Why human development is key to global growth
The global slowdown since the Global Financial Crisis has both cyclical and structural causes, both of which may take years to work out. But at the same time, history tells us that the seeds for spectacular growth are often sown during recessions and depressions. Our job as development agents is to identify these seeds and nurture them into full bloom.
The pace of structural reform has been sluggish in many countries. The slow growth environment exerts a headwind against the process of reform. Moreover, the fruit of these reforms will take years to show up in growth numbers - and may exacerbate the growth contraction in the short term.
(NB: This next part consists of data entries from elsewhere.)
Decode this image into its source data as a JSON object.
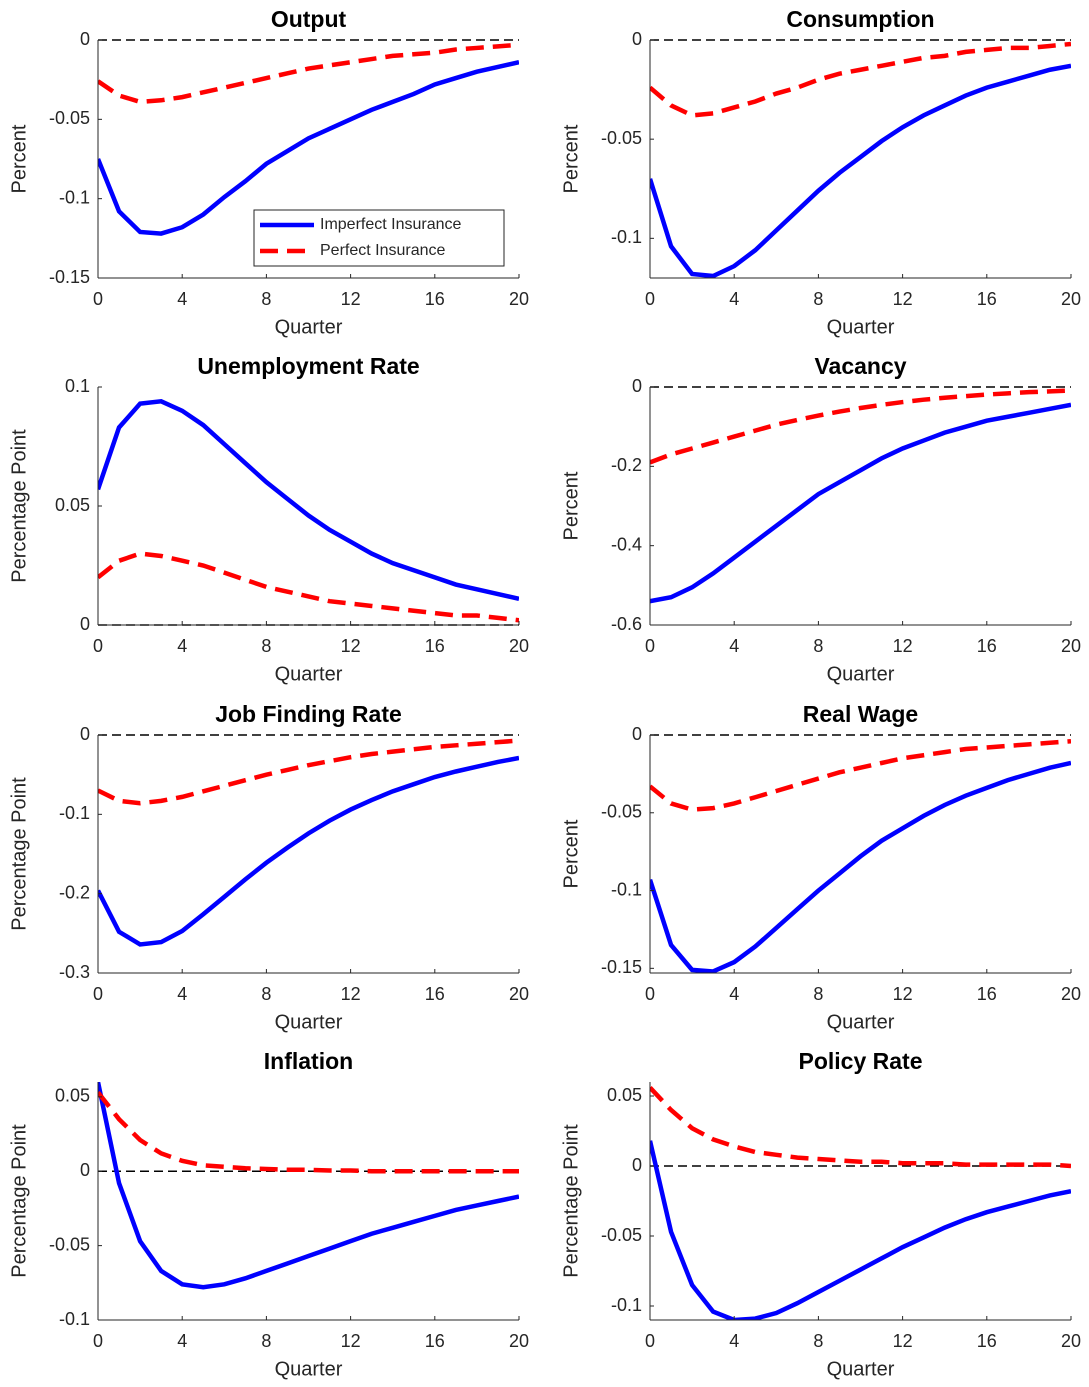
{
  "chart_data": [
    {
      "type": "line",
      "title": "Output",
      "xlabel": "Quarter",
      "ylabel": "Percent",
      "x": [
        0,
        1,
        2,
        3,
        4,
        5,
        6,
        7,
        8,
        9,
        10,
        11,
        12,
        13,
        14,
        15,
        16,
        17,
        18,
        19,
        20
      ],
      "xlim": [
        0,
        20
      ],
      "xticks": [
        0,
        4,
        8,
        12,
        16,
        20
      ],
      "ylim": [
        -0.15,
        0
      ],
      "yticks": [
        -0.15,
        -0.1,
        -0.05,
        0
      ],
      "hline": 0,
      "legend": "lower right",
      "series": [
        {
          "name": "Imperfect Insurance",
          "color": "#0000ff",
          "dash": false,
          "values": [
            -0.075,
            -0.108,
            -0.121,
            -0.122,
            -0.118,
            -0.11,
            -0.099,
            -0.089,
            -0.078,
            -0.07,
            -0.062,
            -0.056,
            -0.05,
            -0.044,
            -0.039,
            -0.034,
            -0.028,
            -0.024,
            -0.02,
            -0.017,
            -0.014
          ]
        },
        {
          "name": "Perfect Insurance",
          "color": "#ff0000",
          "dash": true,
          "values": [
            -0.026,
            -0.035,
            -0.039,
            -0.038,
            -0.036,
            -0.033,
            -0.03,
            -0.027,
            -0.024,
            -0.021,
            -0.018,
            -0.016,
            -0.014,
            -0.012,
            -0.01,
            -0.009,
            -0.008,
            -0.006,
            -0.005,
            -0.004,
            -0.003
          ]
        }
      ]
    },
    {
      "type": "line",
      "title": "Consumption",
      "xlabel": "Quarter",
      "ylabel": "Percent",
      "x": [
        0,
        1,
        2,
        3,
        4,
        5,
        6,
        7,
        8,
        9,
        10,
        11,
        12,
        13,
        14,
        15,
        16,
        17,
        18,
        19,
        20
      ],
      "xlim": [
        0,
        20
      ],
      "xticks": [
        0,
        4,
        8,
        12,
        16,
        20
      ],
      "ylim": [
        -0.12,
        0
      ],
      "yticks": [
        -0.1,
        -0.05,
        0
      ],
      "hline": 0,
      "series": [
        {
          "color": "#0000ff",
          "dash": false,
          "values": [
            -0.07,
            -0.104,
            -0.118,
            -0.119,
            -0.114,
            -0.106,
            -0.096,
            -0.086,
            -0.076,
            -0.067,
            -0.059,
            -0.051,
            -0.044,
            -0.038,
            -0.033,
            -0.028,
            -0.024,
            -0.021,
            -0.018,
            -0.015,
            -0.013
          ]
        },
        {
          "color": "#ff0000",
          "dash": true,
          "values": [
            -0.024,
            -0.033,
            -0.038,
            -0.037,
            -0.034,
            -0.031,
            -0.027,
            -0.024,
            -0.02,
            -0.017,
            -0.015,
            -0.013,
            -0.011,
            -0.009,
            -0.008,
            -0.006,
            -0.005,
            -0.004,
            -0.004,
            -0.003,
            -0.002
          ]
        }
      ]
    },
    {
      "type": "line",
      "title": "Unemployment Rate",
      "xlabel": "Quarter",
      "ylabel": "Percentage Point",
      "x": [
        0,
        1,
        2,
        3,
        4,
        5,
        6,
        7,
        8,
        9,
        10,
        11,
        12,
        13,
        14,
        15,
        16,
        17,
        18,
        19,
        20
      ],
      "xlim": [
        0,
        20
      ],
      "xticks": [
        0,
        4,
        8,
        12,
        16,
        20
      ],
      "ylim": [
        0,
        0.1
      ],
      "yticks": [
        0,
        0.05,
        0.1
      ],
      "hline": 0,
      "series": [
        {
          "color": "#0000ff",
          "dash": false,
          "values": [
            0.057,
            0.083,
            0.093,
            0.094,
            0.09,
            0.084,
            0.076,
            0.068,
            0.06,
            0.053,
            0.046,
            0.04,
            0.035,
            0.03,
            0.026,
            0.023,
            0.02,
            0.017,
            0.015,
            0.013,
            0.011
          ]
        },
        {
          "color": "#ff0000",
          "dash": true,
          "values": [
            0.02,
            0.027,
            0.03,
            0.029,
            0.027,
            0.025,
            0.022,
            0.019,
            0.016,
            0.014,
            0.012,
            0.01,
            0.009,
            0.008,
            0.007,
            0.006,
            0.005,
            0.004,
            0.004,
            0.003,
            0.002
          ]
        }
      ]
    },
    {
      "type": "line",
      "title": "Vacancy",
      "xlabel": "Quarter",
      "ylabel": "Percent",
      "x": [
        0,
        1,
        2,
        3,
        4,
        5,
        6,
        7,
        8,
        9,
        10,
        11,
        12,
        13,
        14,
        15,
        16,
        17,
        18,
        19,
        20
      ],
      "xlim": [
        0,
        20
      ],
      "xticks": [
        0,
        4,
        8,
        12,
        16,
        20
      ],
      "ylim": [
        -0.6,
        0
      ],
      "yticks": [
        -0.6,
        -0.4,
        -0.2,
        0
      ],
      "hline": 0,
      "series": [
        {
          "color": "#0000ff",
          "dash": false,
          "values": [
            -0.54,
            -0.53,
            -0.505,
            -0.47,
            -0.43,
            -0.39,
            -0.35,
            -0.31,
            -0.27,
            -0.24,
            -0.21,
            -0.18,
            -0.155,
            -0.135,
            -0.115,
            -0.1,
            -0.085,
            -0.075,
            -0.065,
            -0.055,
            -0.045
          ]
        },
        {
          "color": "#ff0000",
          "dash": true,
          "values": [
            -0.19,
            -0.17,
            -0.155,
            -0.14,
            -0.125,
            -0.11,
            -0.095,
            -0.083,
            -0.072,
            -0.062,
            -0.053,
            -0.045,
            -0.038,
            -0.032,
            -0.027,
            -0.023,
            -0.019,
            -0.016,
            -0.013,
            -0.011,
            -0.009
          ]
        }
      ]
    },
    {
      "type": "line",
      "title": "Job Finding Rate",
      "xlabel": "Quarter",
      "ylabel": "Percentage Point",
      "x": [
        0,
        1,
        2,
        3,
        4,
        5,
        6,
        7,
        8,
        9,
        10,
        11,
        12,
        13,
        14,
        15,
        16,
        17,
        18,
        19,
        20
      ],
      "xlim": [
        0,
        20
      ],
      "xticks": [
        0,
        4,
        8,
        12,
        16,
        20
      ],
      "ylim": [
        -0.3,
        0
      ],
      "yticks": [
        -0.3,
        -0.2,
        -0.1,
        0
      ],
      "hline": 0,
      "series": [
        {
          "color": "#0000ff",
          "dash": false,
          "values": [
            -0.196,
            -0.248,
            -0.264,
            -0.261,
            -0.247,
            -0.226,
            -0.204,
            -0.182,
            -0.161,
            -0.142,
            -0.124,
            -0.108,
            -0.094,
            -0.082,
            -0.071,
            -0.062,
            -0.053,
            -0.046,
            -0.04,
            -0.034,
            -0.029
          ]
        },
        {
          "color": "#ff0000",
          "dash": true,
          "values": [
            -0.07,
            -0.083,
            -0.086,
            -0.083,
            -0.078,
            -0.071,
            -0.064,
            -0.057,
            -0.05,
            -0.044,
            -0.038,
            -0.033,
            -0.028,
            -0.024,
            -0.021,
            -0.018,
            -0.015,
            -0.013,
            -0.011,
            -0.009,
            -0.007
          ]
        }
      ]
    },
    {
      "type": "line",
      "title": "Real Wage",
      "xlabel": "Quarter",
      "ylabel": "Percent",
      "x": [
        0,
        1,
        2,
        3,
        4,
        5,
        6,
        7,
        8,
        9,
        10,
        11,
        12,
        13,
        14,
        15,
        16,
        17,
        18,
        19,
        20
      ],
      "xlim": [
        0,
        20
      ],
      "xticks": [
        0,
        4,
        8,
        12,
        16,
        20
      ],
      "ylim": [
        -0.153,
        0
      ],
      "yticks": [
        -0.15,
        -0.1,
        -0.05,
        0
      ],
      "hline": 0,
      "series": [
        {
          "color": "#0000ff",
          "dash": false,
          "values": [
            -0.093,
            -0.135,
            -0.151,
            -0.152,
            -0.146,
            -0.136,
            -0.124,
            -0.112,
            -0.1,
            -0.089,
            -0.078,
            -0.068,
            -0.06,
            -0.052,
            -0.045,
            -0.039,
            -0.034,
            -0.029,
            -0.025,
            -0.021,
            -0.018
          ]
        },
        {
          "color": "#ff0000",
          "dash": true,
          "values": [
            -0.033,
            -0.044,
            -0.048,
            -0.047,
            -0.044,
            -0.04,
            -0.036,
            -0.032,
            -0.028,
            -0.024,
            -0.021,
            -0.018,
            -0.015,
            -0.013,
            -0.011,
            -0.009,
            -0.008,
            -0.007,
            -0.006,
            -0.005,
            -0.004
          ]
        }
      ]
    },
    {
      "type": "line",
      "title": "Inflation",
      "xlabel": "Quarter",
      "ylabel": "Percentage Point",
      "x": [
        0,
        1,
        2,
        3,
        4,
        5,
        6,
        7,
        8,
        9,
        10,
        11,
        12,
        13,
        14,
        15,
        16,
        17,
        18,
        19,
        20
      ],
      "xlim": [
        0,
        20
      ],
      "xticks": [
        0,
        4,
        8,
        12,
        16,
        20
      ],
      "ylim": [
        -0.1,
        0.06
      ],
      "yticks": [
        -0.1,
        -0.05,
        0,
        0.05
      ],
      "hline": 0,
      "series": [
        {
          "color": "#0000ff",
          "dash": false,
          "values": [
            0.06,
            -0.008,
            -0.047,
            -0.067,
            -0.076,
            -0.078,
            -0.076,
            -0.072,
            -0.067,
            -0.062,
            -0.057,
            -0.052,
            -0.047,
            -0.042,
            -0.038,
            -0.034,
            -0.03,
            -0.026,
            -0.023,
            -0.02,
            -0.017
          ]
        },
        {
          "color": "#ff0000",
          "dash": true,
          "values": [
            0.053,
            0.035,
            0.021,
            0.012,
            0.007,
            0.004,
            0.003,
            0.002,
            0.0015,
            0.001,
            0.001,
            0.0005,
            0.0005,
            0,
            0,
            0,
            0,
            0,
            0,
            0,
            0
          ]
        }
      ]
    },
    {
      "type": "line",
      "title": "Policy Rate",
      "xlabel": "Quarter",
      "ylabel": "Percentage Point",
      "x": [
        0,
        1,
        2,
        3,
        4,
        5,
        6,
        7,
        8,
        9,
        10,
        11,
        12,
        13,
        14,
        15,
        16,
        17,
        18,
        19,
        20
      ],
      "xlim": [
        0,
        20
      ],
      "xticks": [
        0,
        4,
        8,
        12,
        16,
        20
      ],
      "ylim": [
        -0.11,
        0.06
      ],
      "yticks": [
        -0.1,
        -0.05,
        0,
        0.05
      ],
      "hline": 0,
      "series": [
        {
          "color": "#0000ff",
          "dash": false,
          "values": [
            0.018,
            -0.047,
            -0.085,
            -0.104,
            -0.11,
            -0.109,
            -0.105,
            -0.098,
            -0.09,
            -0.082,
            -0.074,
            -0.066,
            -0.058,
            -0.051,
            -0.044,
            -0.038,
            -0.033,
            -0.029,
            -0.025,
            -0.021,
            -0.018
          ]
        },
        {
          "color": "#ff0000",
          "dash": true,
          "values": [
            0.056,
            0.04,
            0.027,
            0.019,
            0.014,
            0.01,
            0.008,
            0.006,
            0.005,
            0.004,
            0.003,
            0.003,
            0.002,
            0.002,
            0.002,
            0.001,
            0.001,
            0.001,
            0.001,
            0.001,
            0
          ]
        }
      ]
    }
  ]
}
There are also clear, permanent, structural shifts in the global economy, which present both a challenge and an opportunity for emerging markets. A combination of globalization and the digital revolution has devalued everything simple, common and easy to understand. This includes unskilled labor, raw energy and bulk commodities, and risk-free financial products. The commodity super cycle appears to have ended. The productivity gap between skilled and unskilled labor continues to widen. And the devaluation of money seen in negative interest rates is shocking.
The problem for emerging markets is that generally they have an abundance of unskilled labor and raw materials, and their real or perceived macro riskiness makes it hard to take advantage of the devaluation.
However, there are also opportunities in this new world. Most significant is the number of young people that are born in less developed countries. In a sea of deflation, what has been rapidly appreciating is human capital. The world is in desperate shortage of creative talent, and not just in technological innovation. Natural human capital is roughly evenly distributed among populations. Therefore it is a demographic certainty that emerging markets will have a larger share of this pool of global capital. To a large extent, emerging markets’ fortune depends on how fast they can realize and utilize more of what human capital they have, through better employment systems, investment climates, health care and education. A fuller utilization of human capital will enable the creation of robust domestic demand within the emerging market universe, in a world that is in search of consumer demand and business investment.
Furthermore, we need to harness the digital revolution to help people become more productive in their jobs. It has been estimated that roughly half of the per capita growth slowdown in the US is due to the productivity slowdown. The reason for the productivity slowdown is still unclear. But we do know the digital revolution has so far been concentrated in communications and information processing. This narrowness of technological progress is unlikely to be permanent.
Embedding these technological advancements throughout the global economy depends not only on the genius of scientists and entrepreneurs but also on fundamental social and political transformations. That’s why it has proven to be a more difficult and slow going process than the digital revolution. As the most recent World Bank WDR argues, to fully reap the benefits of the digital dividends we must get the underlying “analog complements” of the real economy in good shape.
Fundamental social and political transformations rarely happen because many pieces of a complex puzzle have to fall into place. Take one example: how do we turn rising income inequality in many countries from a headwind to a motivator for sociological transformation? History shows us, for instance, that the Industrial Revolution erupted in the British Isles and not elsewhere because it was only there that technological feasibility, economic necessity and ideological clarity were sufficiently supportive.
Therefore, a high priority for us is the formulation of new development models, which take into account the new reality and the need for these enabling structures to thrive. We recognize that the traditional East Asian growth model’s potential has diminished in the new environment. That model largely depends on manufacturing and export driven growth fueled by savings from financial repression. Today, more and more unskilled manufacturing jobs have been automated, and surplus global savings are ready to finance low-risk investments. Urbanization, if driven by dead-end and not higher value service jobs, is unlikely to be a good solution. In addition, globalization and new technologies are forcing developing countries to deal with the gale force of creative destruction at a much earlier stage of their development.
The key analytical challenge for us is to connect the micro with the macro. At IFC, we are working on understanding what makes a country move up the value chain and realize its potential. This starts with observables such as export data, and expands into understanding the necessary physical, social, infrastructural, institutional, and intellectual capital that enable human talent to realize their potential. We are also working on data-rich analytical frameworks with dynamic interconnected dimensions, which include household demographics, occupation/tasks, and productivity/income.
Our work and empirical evidence will help governments in formulating new growth models. These will likely be multiple, rather than singular. But if we start from two key premises, we can undertake this work with confidence: firstly that the seeds for spectacular growth are often sown during recessions and depressions; secondly that is a demographic certainty that emerging markets will have a larger share of global human capital. Now is the time to invest in this human capital.